宗があたしにプレゼントしてくれたのはクリーム色の作業用エプロンだった。

たくさんポケットがあって胸のところに筆やペンを差しておけるようになっているし、

丈も長めだから絵を描く時も制服が汚れなくて良い。

今使っているエプロンよりも使い勝手が良さそうだ。



「おっ、翡翠だっ」

そして、あたしが宗にプレゼントした物は翡翠のストラップ。

出会った時に宗がくれたストラップと同じ様に翡翠とシルバーパーツで作ったオリジナルだ。
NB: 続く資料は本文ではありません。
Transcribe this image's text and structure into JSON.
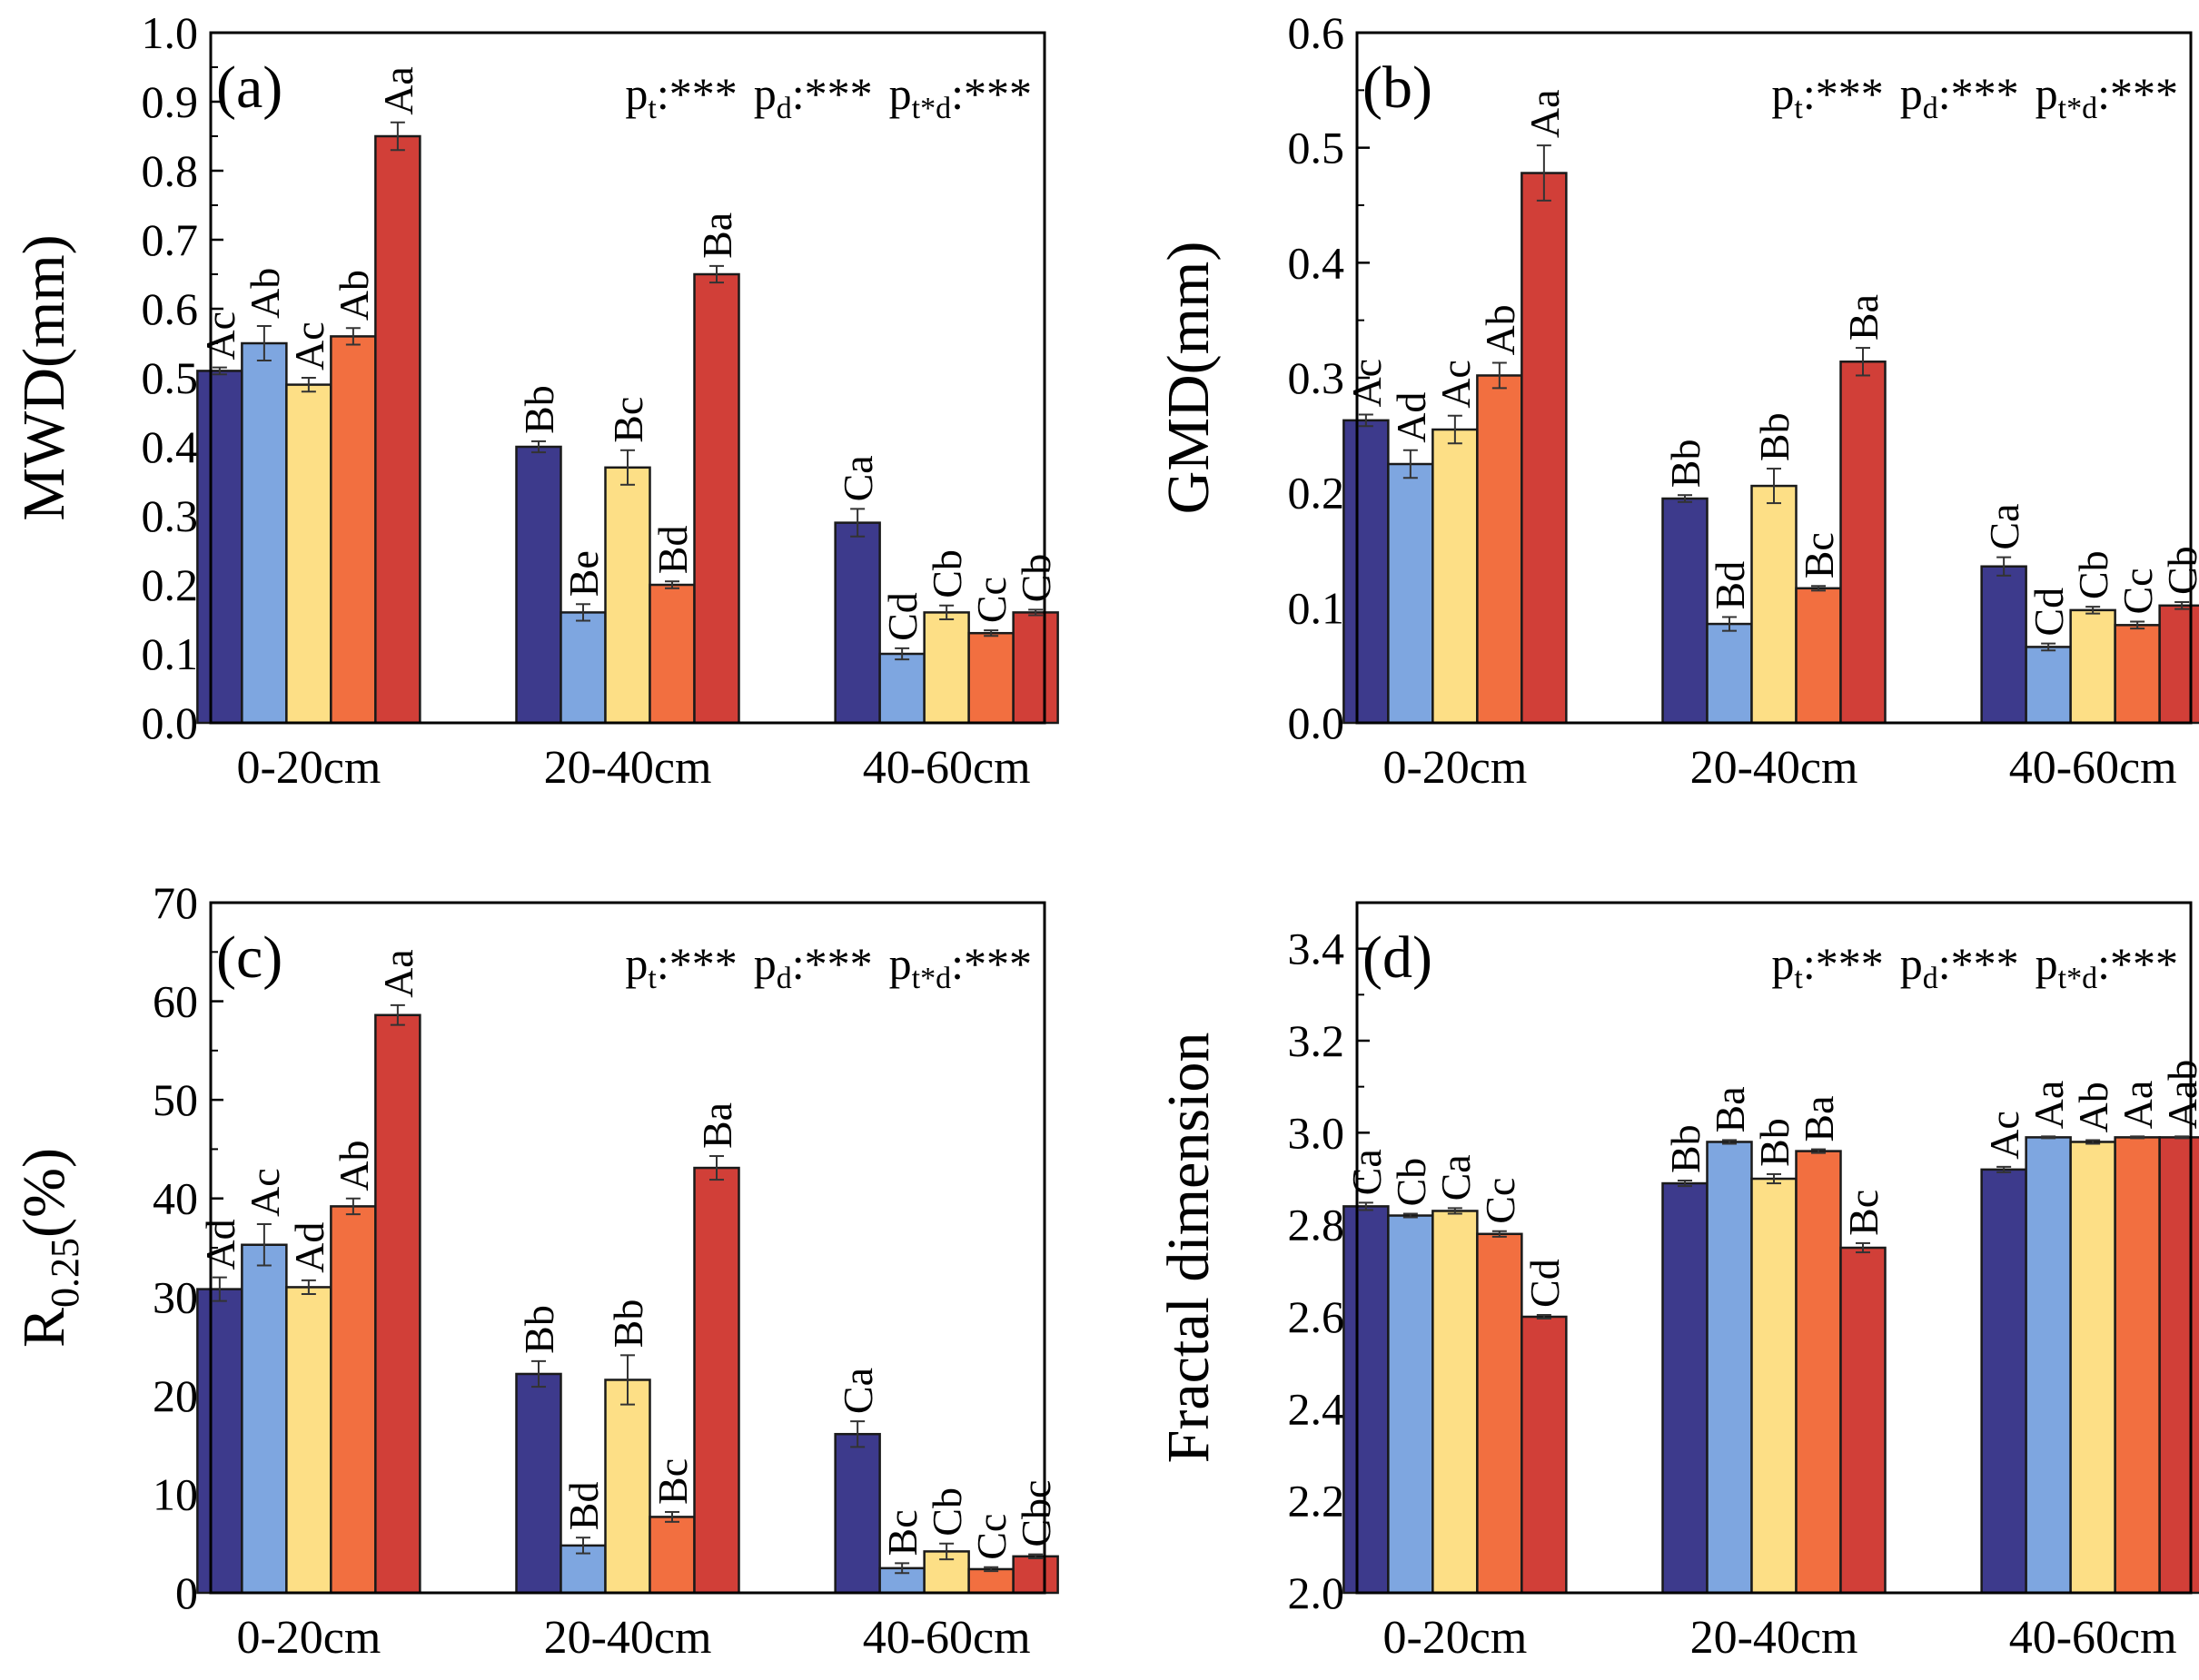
{
  "figure": {
    "colors": [
      "#3d3a8c",
      "#7ea6e0",
      "#fddf86",
      "#f26f40",
      "#d13f38"
    ]
  },
  "chart_data": [
    {
      "type": "bar",
      "panel": "(a)",
      "ylabel_parts": [
        "MWD(mm)",
        "",
        ""
      ],
      "ylim": [
        0,
        1.0
      ],
      "yticks": [
        "0.0",
        "0.1",
        "0.2",
        "0.3",
        "0.4",
        "0.5",
        "0.6",
        "0.7",
        "0.8",
        "0.9",
        "1.0"
      ],
      "categories": [
        "0-20cm",
        "20-40cm",
        "40-60cm"
      ],
      "pvalues": [
        "t",
        "d",
        "t*d"
      ],
      "pstars": ":***",
      "series": [
        {
          "values": [
            0.51,
            0.4,
            0.29
          ],
          "errors": [
            0.005,
            0.008,
            0.02
          ],
          "labels": [
            "Ac",
            "Bb",
            "Ca"
          ]
        },
        {
          "values": [
            0.55,
            0.16,
            0.1
          ],
          "errors": [
            0.025,
            0.012,
            0.008
          ],
          "labels": [
            "Ab",
            "Be",
            "Cd"
          ]
        },
        {
          "values": [
            0.49,
            0.37,
            0.16
          ],
          "errors": [
            0.01,
            0.025,
            0.01
          ],
          "labels": [
            "Ac",
            "Bc",
            "Cb"
          ]
        },
        {
          "values": [
            0.56,
            0.2,
            0.13
          ],
          "errors": [
            0.012,
            0.005,
            0.004
          ],
          "labels": [
            "Ab",
            "Bd",
            "Cc"
          ]
        },
        {
          "values": [
            0.85,
            0.65,
            0.16
          ],
          "errors": [
            0.02,
            0.012,
            0.004
          ],
          "labels": [
            "Aa",
            "Ba",
            "Cb"
          ]
        }
      ]
    },
    {
      "type": "bar",
      "panel": "(b)",
      "ylabel_parts": [
        "GMD(mm)",
        "",
        ""
      ],
      "ylim": [
        0,
        0.6
      ],
      "yticks": [
        "0.0",
        "0.1",
        "0.2",
        "0.3",
        "0.4",
        "0.5",
        "0.6"
      ],
      "categories": [
        "0-20cm",
        "20-40cm",
        "40-60cm"
      ],
      "pvalues": [
        "t",
        "d",
        "t*d"
      ],
      "pstars": ":***",
      "series": [
        {
          "values": [
            0.263,
            0.195,
            0.136
          ],
          "errors": [
            0.005,
            0.003,
            0.008
          ],
          "labels": [
            "Ac",
            "Bb",
            "Ca"
          ]
        },
        {
          "values": [
            0.225,
            0.086,
            0.066
          ],
          "errors": [
            0.012,
            0.006,
            0.003
          ],
          "labels": [
            "Ad",
            "Bd",
            "Cd"
          ]
        },
        {
          "values": [
            0.255,
            0.206,
            0.098
          ],
          "errors": [
            0.012,
            0.015,
            0.003
          ],
          "labels": [
            "Ac",
            "Bb",
            "Cb"
          ]
        },
        {
          "values": [
            0.302,
            0.117,
            0.085
          ],
          "errors": [
            0.011,
            0.002,
            0.003
          ],
          "labels": [
            "Ab",
            "Bc",
            "Cc"
          ]
        },
        {
          "values": [
            0.478,
            0.314,
            0.102
          ],
          "errors": [
            0.024,
            0.012,
            0.003
          ],
          "labels": [
            "Aa",
            "Ba",
            "Cb"
          ]
        }
      ]
    },
    {
      "type": "bar",
      "panel": "(c)",
      "ylabel_parts": [
        "R",
        "0.25",
        "(%)"
      ],
      "ylim": [
        0,
        70
      ],
      "yticks": [
        "0",
        "10",
        "20",
        "30",
        "40",
        "50",
        "60",
        "70"
      ],
      "categories": [
        "0-20cm",
        "20-40cm",
        "40-60cm"
      ],
      "pvalues": [
        "t",
        "d",
        "t*d"
      ],
      "pstars": ":***",
      "series": [
        {
          "values": [
            30.8,
            22.2,
            16.1
          ],
          "errors": [
            1.2,
            1.3,
            1.3
          ],
          "labels": [
            "Ad",
            "Bb",
            "Ca"
          ]
        },
        {
          "values": [
            35.3,
            4.8,
            2.5
          ],
          "errors": [
            2.1,
            0.8,
            0.5
          ],
          "labels": [
            "Ac",
            "Bd",
            "Bc"
          ]
        },
        {
          "values": [
            31.0,
            21.6,
            4.2
          ],
          "errors": [
            0.7,
            2.5,
            0.8
          ],
          "labels": [
            "Ad",
            "Bb",
            "Cb"
          ]
        },
        {
          "values": [
            39.2,
            7.7,
            2.4
          ],
          "errors": [
            0.8,
            0.5,
            0.2
          ],
          "labels": [
            "Ab",
            "Bc",
            "Cc"
          ]
        },
        {
          "values": [
            58.6,
            43.1,
            3.7
          ],
          "errors": [
            1.0,
            1.2,
            0.2
          ],
          "labels": [
            "Aa",
            "Ba",
            "Cbc"
          ]
        }
      ]
    },
    {
      "type": "bar",
      "panel": "(d)",
      "ylabel_parts": [
        "Fractal dimension",
        "",
        ""
      ],
      "ylim": [
        2.0,
        3.5
      ],
      "yticks": [
        "2.0",
        "2.2",
        "2.4",
        "2.6",
        "2.8",
        "3.0",
        "3.2",
        "3.4"
      ],
      "categories": [
        "0-20cm",
        "20-40cm",
        "40-60cm"
      ],
      "pvalues": [
        "t",
        "d",
        "t*d"
      ],
      "pstars": ":***",
      "series": [
        {
          "values": [
            2.84,
            2.89,
            2.92
          ],
          "errors": [
            0.008,
            0.006,
            0.006
          ],
          "labels": [
            "Ca",
            "Bb",
            "Ac"
          ]
        },
        {
          "values": [
            2.82,
            2.98,
            2.99
          ],
          "errors": [
            0.004,
            0.004,
            0.002
          ],
          "labels": [
            "Cb",
            "Ba",
            "Aa"
          ]
        },
        {
          "values": [
            2.83,
            2.9,
            2.98
          ],
          "errors": [
            0.006,
            0.01,
            0.004
          ],
          "labels": [
            "Ca",
            "Bb",
            "Ab"
          ]
        },
        {
          "values": [
            2.78,
            2.96,
            2.99
          ],
          "errors": [
            0.006,
            0.004,
            0.002
          ],
          "labels": [
            "Cc",
            "Ba",
            "Aa"
          ]
        },
        {
          "values": [
            2.6,
            2.75,
            2.99
          ],
          "errors": [
            0.004,
            0.01,
            0.002
          ],
          "labels": [
            "Cd",
            "Bc",
            "Aab"
          ]
        }
      ]
    }
  ]
}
夏休み明けからデザインを考え始めて部活の時に少しずつシルバーパーツを作ったり、

デートの待ち合わせ前に天然石を売っている雑貨屋に立ち寄ってみたりと、

我ながら渾身の力作である。



「さすが琴美! こんなのが作れるなんてすごいよ!」



「えへへ、ありがと。実はそれ……あたしのもお揃いで作っちゃった♪」

携帯を出して、昨夜付けたばかりのアクアマリンのストラップを見せる。



「おっ? 色違い? こっちの石はなんて言うんだ?」



「アクアマリン。あたしの誕生石なんだよ」



「へぇ……て、もしかして……これを作ってたから美術部の方の展示品が一点だけになったとか?」



「……う、うん、実は」



「ありがとうっ、琴美! 大好き!」

するとテンションがMAXになった宗がテーブル越しにあたしに抱きついて来た。



「ちょ……っ、宗、ここお店の中っ」



「うん、知ってる♪」

そう返事をした宗は体を離すと――、

「マジで好き」

耳元に囁いてあたしの頬にキスをした。



「……っ!?」

あまりに突然の事で驚き、頬とは言え、あたしは人前でキスされた事を怒る事さえ忘れていた。



そんなあたしの反応に――、

「琴美、顔真っ赤だぁ♪ 可愛い~♪」

宗はニコニコしながら目の前で頬杖をついていたのだった――。